身寄りのない人を悼む 移動式の葬儀車とは
お葬式を行わない直葬が増える中、お寺の僧侶の間からも新しい葬儀の形を探る取り組みが始まっています

RKB 金子壮太 記者
「一見普通のバスですが、実は中は葬儀場になっていて、現在お葬式のデモンストレーションが行われています」

このバスは移動式の葬儀車で、車内に棺や焼香台が設置され、どこでもお葬式ができるようになっています。
この日は老人ホームの職員に向けて、デモンストレーションが行われました。

西楽寺・清浄 阿部俊之さん
「ご本堂を模したものになります。真ん中に阿弥陀様を安置して。

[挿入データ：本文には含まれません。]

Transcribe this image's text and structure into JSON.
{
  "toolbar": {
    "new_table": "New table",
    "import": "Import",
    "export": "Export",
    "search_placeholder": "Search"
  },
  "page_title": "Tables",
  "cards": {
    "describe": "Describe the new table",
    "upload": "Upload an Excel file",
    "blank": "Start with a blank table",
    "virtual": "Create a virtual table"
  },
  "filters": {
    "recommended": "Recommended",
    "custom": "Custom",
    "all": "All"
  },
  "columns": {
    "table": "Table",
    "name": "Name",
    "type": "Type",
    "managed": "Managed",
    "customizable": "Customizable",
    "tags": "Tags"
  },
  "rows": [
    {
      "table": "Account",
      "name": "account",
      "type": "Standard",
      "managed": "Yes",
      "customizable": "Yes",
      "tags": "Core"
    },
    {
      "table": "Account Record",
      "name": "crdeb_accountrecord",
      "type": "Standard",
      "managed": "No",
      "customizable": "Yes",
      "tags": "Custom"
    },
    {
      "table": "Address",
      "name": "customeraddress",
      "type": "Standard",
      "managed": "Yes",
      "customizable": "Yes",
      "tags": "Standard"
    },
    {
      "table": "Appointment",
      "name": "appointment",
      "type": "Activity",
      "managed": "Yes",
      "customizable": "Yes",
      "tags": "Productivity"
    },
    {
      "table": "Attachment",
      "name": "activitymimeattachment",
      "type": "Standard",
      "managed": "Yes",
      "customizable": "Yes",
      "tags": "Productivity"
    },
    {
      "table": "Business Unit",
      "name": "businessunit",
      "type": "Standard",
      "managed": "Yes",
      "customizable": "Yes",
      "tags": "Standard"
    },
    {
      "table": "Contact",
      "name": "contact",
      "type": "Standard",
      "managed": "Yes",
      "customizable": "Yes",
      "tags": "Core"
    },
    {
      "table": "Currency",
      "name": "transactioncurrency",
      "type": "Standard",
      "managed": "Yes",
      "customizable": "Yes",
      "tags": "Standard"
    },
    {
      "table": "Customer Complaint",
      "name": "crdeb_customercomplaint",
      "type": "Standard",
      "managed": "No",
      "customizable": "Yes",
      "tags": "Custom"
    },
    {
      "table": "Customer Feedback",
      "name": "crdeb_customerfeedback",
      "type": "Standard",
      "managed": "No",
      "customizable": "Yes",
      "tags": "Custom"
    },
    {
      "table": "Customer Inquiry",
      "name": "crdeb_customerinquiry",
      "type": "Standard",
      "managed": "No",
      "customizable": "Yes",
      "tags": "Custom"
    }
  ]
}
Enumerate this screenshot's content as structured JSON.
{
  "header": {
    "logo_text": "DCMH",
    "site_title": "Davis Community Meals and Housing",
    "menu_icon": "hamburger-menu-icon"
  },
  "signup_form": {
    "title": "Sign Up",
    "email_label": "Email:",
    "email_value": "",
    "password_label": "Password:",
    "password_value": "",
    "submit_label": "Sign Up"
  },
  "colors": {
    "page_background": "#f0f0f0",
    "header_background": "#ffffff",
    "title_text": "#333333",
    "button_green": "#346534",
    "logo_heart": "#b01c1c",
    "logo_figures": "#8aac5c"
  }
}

職員の皆様が時間の合間を見て焼香できる、あと亡くなった方の友達が後ろから車椅子の方でも焼香ができるというのを目指してこの車を作りました。」
バスを作った阿部さんは福岡県みやこ町の西楽寺の元住職で、3年前から自ら立ち上げた葬儀会社「清浄」で移動式の葬儀を行っています。
主に、身寄りがなく病院や施設で亡くなった方が対象です。

デモンストレーションを体験した老人ホームのスタッフ
「身寄りのない人は、もうそのまま直接火葬っていう形になる人もいると思うんですけど、こうやって必要最低限ではあると思うんですけど、皆さんで送ってもらえるっていうのがいいところかなっていう思いましたね」
生活保護受給者からは”お布施”もらわない
警察庁が去年初めて行った調査では孤独死した高齢者は年間およそ6万8000人に上ると見られています。
阿部さんは移動葬儀車での葬儀を20万円とお布施、生活保護受給者からはお布施はもらわず行政から出る葬祭補助のみで受け付けています。
西楽寺・清浄 阿部俊之さん
「命を通して死を通して私たちの自分自身の命のありようを学ぶ場として葬儀をしてるので、できたら葬儀をしてほしい。しかし難しいですね。世の中の流れがそういう風になってしまっています。」